My morning routine today included one of my favorite industry podcasts. It was great to hear an episode focus on a topic close to my heart – data quality in online surveys. The guest, representing a major global sample firm, made many salient points. But he also went ‘all in’ on a common industry crutch to explain why data quality is a growing problem. Essentially, he said the survey “user experience” isn’t great.
This isn’t a new argument, and I’ve heard it made countless times through the years by most major sample vendors. This argument is why, despite calls from those same vendors to hold hands to fight the current challenges, a collaboration will never occur.
For my sample friends, I want to explain why I make this claim in a way that represents the passion of the many researchers who roll their eyes every time they hear a panel company say this.
When a sample provider says, “the surveys are poor consumer experiences,” the researcher thinks, “this is a complete cop-out by the sample firms who have completely destroyed the panels that were once producing really good data.”
The researcher will argue that sample firms own two other data quality drivers: diminished panel health and incentive degradation.
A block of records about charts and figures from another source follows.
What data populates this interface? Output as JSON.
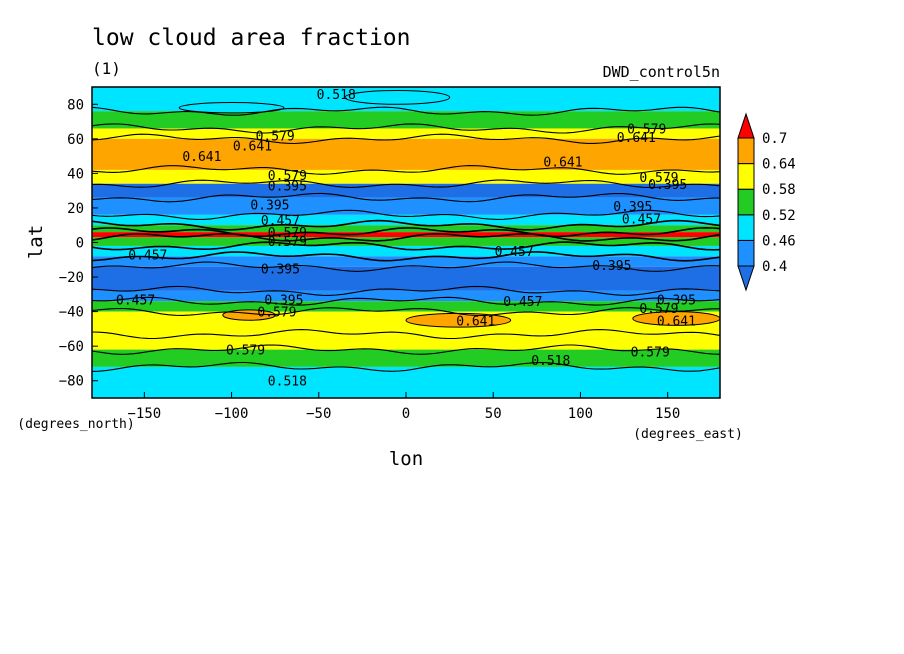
{
  "chart_data": {
    "type": "heatmap",
    "title": "low cloud area fraction",
    "subtitle": "(1)",
    "dataset": "DWD_control5n",
    "xlabel": "lon",
    "ylabel": "lat",
    "xunits": "(degrees_east)",
    "yunits": "(degrees_north)",
    "xlim": [
      -180,
      180
    ],
    "ylim": [
      -90,
      90
    ],
    "xticks": [
      -150,
      -100,
      -50,
      0,
      50,
      100,
      150
    ],
    "yticks": [
      -80,
      -60,
      -40,
      -20,
      0,
      20,
      40,
      60,
      80
    ],
    "colorbar": {
      "levels": [
        0.4,
        0.46,
        0.52,
        0.58,
        0.64,
        0.7
      ],
      "labels": [
        "0.4",
        "0.46",
        "0.52",
        "0.58",
        "0.64",
        "0.7"
      ],
      "colors": [
        "#1e90ff",
        "#00e5ff",
        "#22cc22",
        "#ffff00",
        "#ffa500",
        "#ff0000"
      ],
      "below_color": "#1e6fe6",
      "above_color": "#ff0000"
    },
    "zonal_bands": [
      {
        "lat": [
          76,
          90
        ],
        "color": "#00e5ff"
      },
      {
        "lat": [
          66,
          76
        ],
        "color": "#22cc22"
      },
      {
        "lat": [
          60,
          66
        ],
        "color": "#ffff00"
      },
      {
        "lat": [
          42,
          60
        ],
        "color": "#ffa500"
      },
      {
        "lat": [
          34,
          42
        ],
        "color": "#ffff00"
      },
      {
        "lat": [
          26,
          34
        ],
        "color": "#1e6fe6"
      },
      {
        "lat": [
          16,
          26
        ],
        "color": "#1e90ff"
      },
      {
        "lat": [
          10,
          16
        ],
        "color": "#00e5ff"
      },
      {
        "lat": [
          6,
          10
        ],
        "color": "#22cc22"
      },
      {
        "lat": [
          3,
          6
        ],
        "color": "#ff0000"
      },
      {
        "lat": [
          -2,
          3
        ],
        "color": "#22cc22"
      },
      {
        "lat": [
          -8,
          -2
        ],
        "color": "#00e5ff"
      },
      {
        "lat": [
          -14,
          -8
        ],
        "color": "#1e90ff"
      },
      {
        "lat": [
          -28,
          -14
        ],
        "color": "#1e6fe6"
      },
      {
        "lat": [
          -34,
          -28
        ],
        "color": "#1e90ff"
      },
      {
        "lat": [
          -40,
          -34
        ],
        "color": "#22cc22"
      },
      {
        "lat": [
          -53,
          -40
        ],
        "color": "#ffff00"
      },
      {
        "lat": [
          -62,
          -53
        ],
        "color": "#ffff00"
      },
      {
        "lat": [
          -72,
          -62
        ],
        "color": "#22cc22"
      },
      {
        "lat": [
          -90,
          -72
        ],
        "color": "#00e5ff"
      }
    ],
    "blobs": [
      {
        "lon": 30,
        "lat": -45,
        "rlon": 30,
        "rlat": 4,
        "color": "#ffa500"
      },
      {
        "lon": 155,
        "lat": -44,
        "rlon": 25,
        "rlat": 4,
        "color": "#ffa500"
      },
      {
        "lon": -90,
        "lat": -42,
        "rlon": 15,
        "rlat": 3,
        "color": "#ffa500"
      },
      {
        "lon": -5,
        "lat": 84,
        "rlon": 30,
        "rlat": 4,
        "color": "#00e5ff"
      },
      {
        "lon": -100,
        "lat": 78,
        "rlon": 30,
        "rlat": 3,
        "color": "#00e5ff"
      }
    ],
    "contour_labels": [
      {
        "lon": -40,
        "lat": 86,
        "text": "0.518"
      },
      {
        "lon": -75,
        "lat": 62,
        "text": "0.579"
      },
      {
        "lon": -88,
        "lat": 56,
        "text": "0.641"
      },
      {
        "lon": -117,
        "lat": 50,
        "text": "0.641"
      },
      {
        "lon": 90,
        "lat": 47,
        "text": "0.641"
      },
      {
        "lon": 138,
        "lat": 66,
        "text": "0.579"
      },
      {
        "lon": 132,
        "lat": 61,
        "text": "0.641"
      },
      {
        "lon": -68,
        "lat": 39,
        "text": "0.579"
      },
      {
        "lon": -68,
        "lat": 33,
        "text": "0.395"
      },
      {
        "lon": -78,
        "lat": 22,
        "text": "0.395"
      },
      {
        "lon": -72,
        "lat": 13,
        "text": "0.457"
      },
      {
        "lon": -68,
        "lat": 6,
        "text": "0.579"
      },
      {
        "lon": -68,
        "lat": 1,
        "text": "0.579"
      },
      {
        "lon": -148,
        "lat": -7,
        "text": "0.457"
      },
      {
        "lon": 62,
        "lat": -5,
        "text": "0.457"
      },
      {
        "lon": -72,
        "lat": -15,
        "text": "0.395"
      },
      {
        "lon": 118,
        "lat": -13,
        "text": "0.395"
      },
      {
        "lon": 130,
        "lat": 21,
        "text": "0.395"
      },
      {
        "lon": 135,
        "lat": 14,
        "text": "0.457"
      },
      {
        "lon": 145,
        "lat": 38,
        "text": "0.579"
      },
      {
        "lon": 150,
        "lat": 34,
        "text": "0.395"
      },
      {
        "lon": -155,
        "lat": -33,
        "text": "0.457"
      },
      {
        "lon": 67,
        "lat": -34,
        "text": "0.457"
      },
      {
        "lon": -70,
        "lat": -33,
        "text": "0.395"
      },
      {
        "lon": -74,
        "lat": -40,
        "text": "0.579"
      },
      {
        "lon": 155,
        "lat": -33,
        "text": "0.395"
      },
      {
        "lon": 145,
        "lat": -38,
        "text": "0.579"
      },
      {
        "lon": 155,
        "lat": -45,
        "text": "0.641"
      },
      {
        "lon": 40,
        "lat": -45,
        "text": "0.641"
      },
      {
        "lon": -92,
        "lat": -62,
        "text": "0.579"
      },
      {
        "lon": 83,
        "lat": -68,
        "text": "0.518"
      },
      {
        "lon": 140,
        "lat": -63,
        "text": "0.579"
      },
      {
        "lon": -68,
        "lat": -80,
        "text": "0.518"
      }
    ]
  }
}
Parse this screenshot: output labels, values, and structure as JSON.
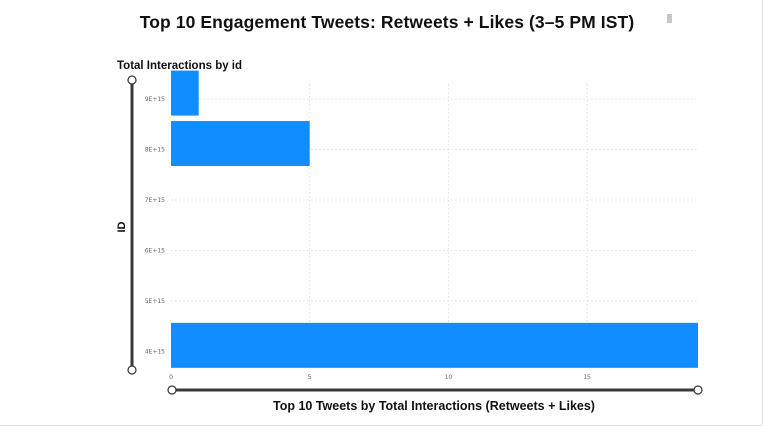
{
  "title": "Top 10 Engagement Tweets: Retweets + Likes (3–5 PM IST)",
  "subtitle": "Total Interactions by id",
  "chart_data": {
    "type": "bar",
    "orientation": "horizontal",
    "title": "Top 10 Engagement Tweets: Retweets + Likes (3–5 PM IST)",
    "subtitle": "Total Interactions by id",
    "xlabel": "Top 10 Tweets by Total Interactions (Retweets + Likes)",
    "ylabel": "ID",
    "xlim": [
      0,
      19
    ],
    "ylim": [
      3750000000000000.0,
      9300000000000000.0
    ],
    "x_ticks": [
      0,
      5,
      10,
      15
    ],
    "x_tick_labels": [
      "0",
      "5",
      "10",
      "15"
    ],
    "y_ticks": [
      4000000000000000.0,
      5000000000000000.0,
      6000000000000000.0,
      7000000000000000.0,
      8000000000000000.0,
      9000000000000000.0
    ],
    "y_tick_labels": [
      "4E+15",
      "5E+15",
      "6E+15",
      "7E+15",
      "8E+15",
      "9E+15"
    ],
    "bar_color": "#118DFF",
    "grid": "dotted",
    "bars": [
      {
        "id": 9120000000000000.0,
        "value": 1
      },
      {
        "id": 8120000000000000.0,
        "value": 5
      },
      {
        "id": 4120000000000000.0,
        "value": 19
      }
    ]
  }
}
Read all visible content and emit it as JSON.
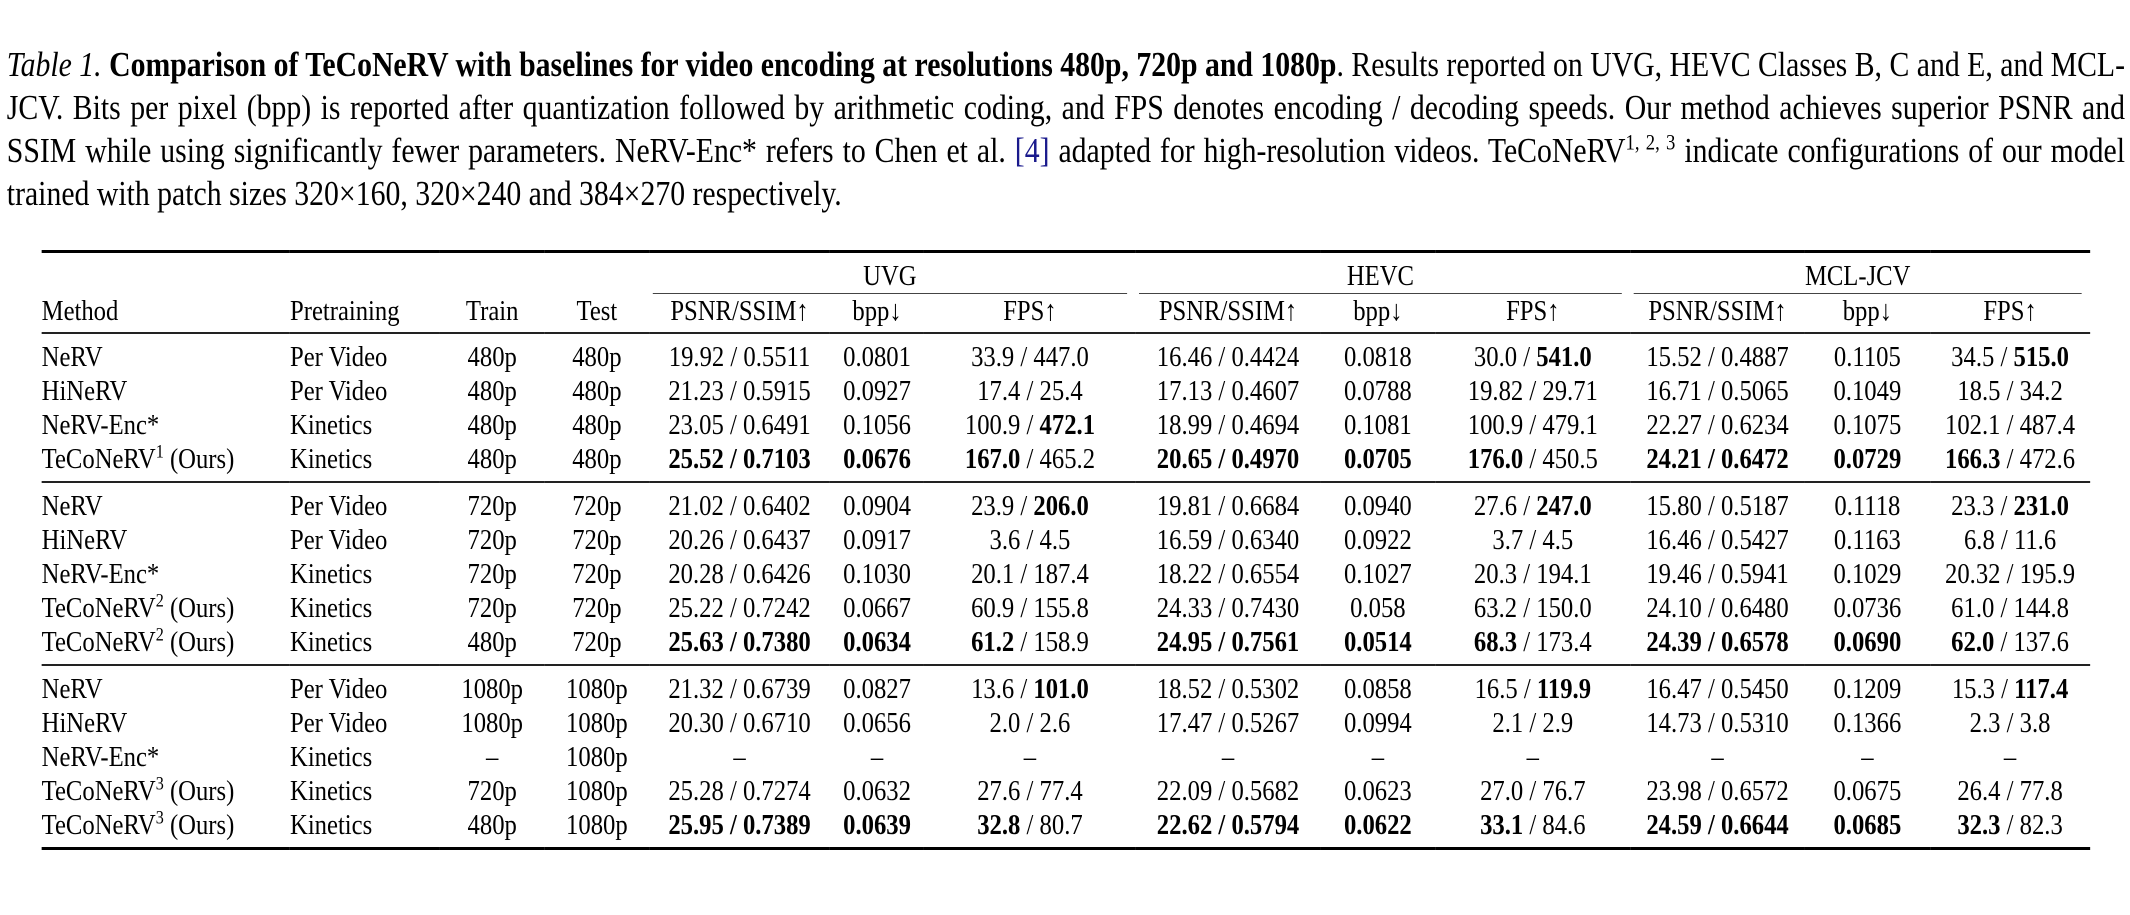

Like many of my industry colleagues, I’ve been in survey work for a very long time. I have seen surveys come through my inbox with many attributes that respondents don’t love: too many questions, painful grids, complex quotas, etc. I have also seen extensive researcher-driven innovation to address the respondent experience, including mobile-first design, hot spots, card sorting, gamification, in survey chat pop-ins, video OEs, and so forth.
Despite various experience improvements, the structure of survey design has been relatively constant. There’s a good reason for this stability – these structures drive the analytics and the backend insights that keep our industry thriving and growing.
For example, segmentation research is more valuable now than ever. Those surveys can’t effectively be turned into quick five-question polls. Constantly telling market researchers to gut their survey if they want better data is akin to telling an eCommerce site that they should remove the payments page to generate better conversions.
It can’t happen, so look elsewhere.
Meanwhile, the business of online sample has transitioned into an auction-like model behind programmatic respondent loops modeled after AdTech. This is true whether the technology is public or just back-office within sample firms. While these highly automated processes have introduced incredible efficiencies and helped solve the supply/demand imbalance, the “disruption” has also accelerated a commoditization effect creating a “race to the bottom” on pricing.
It’s the ultimate chicken or egg metaphor on who is to blame for the price war. No matter who you blame, the consequence is a thrashing of incentives and a break in the respondent value exchange.
Here’s the problem with today’s model: Respondents aren’t digital ad real estate. Today’s sampling technologies too often produce a respondent experience that treats people as commodities. They are bounced around, creating a terrible experience while sample company algorithms continually search for a “monetization event” (also known as qualified complete CPI). This gives respondents just enough time to realize that it isn’t worth their time, given the lack of any real compensation. The macro byproduct is a massive drop in feasibility as real people opt out and more time wasted for the researcher (who spends hours cleaning up garbage in the data).
It’s past time we accept that our business of surveys will never be as appealing as TikTok or YouTube. But if we want to start talking about analyzing user experience for respondents – and I agree we should – let’s begin with the programmatic sample platforms. While we’re at it, let’s revisit the value proposition with currency of higher value.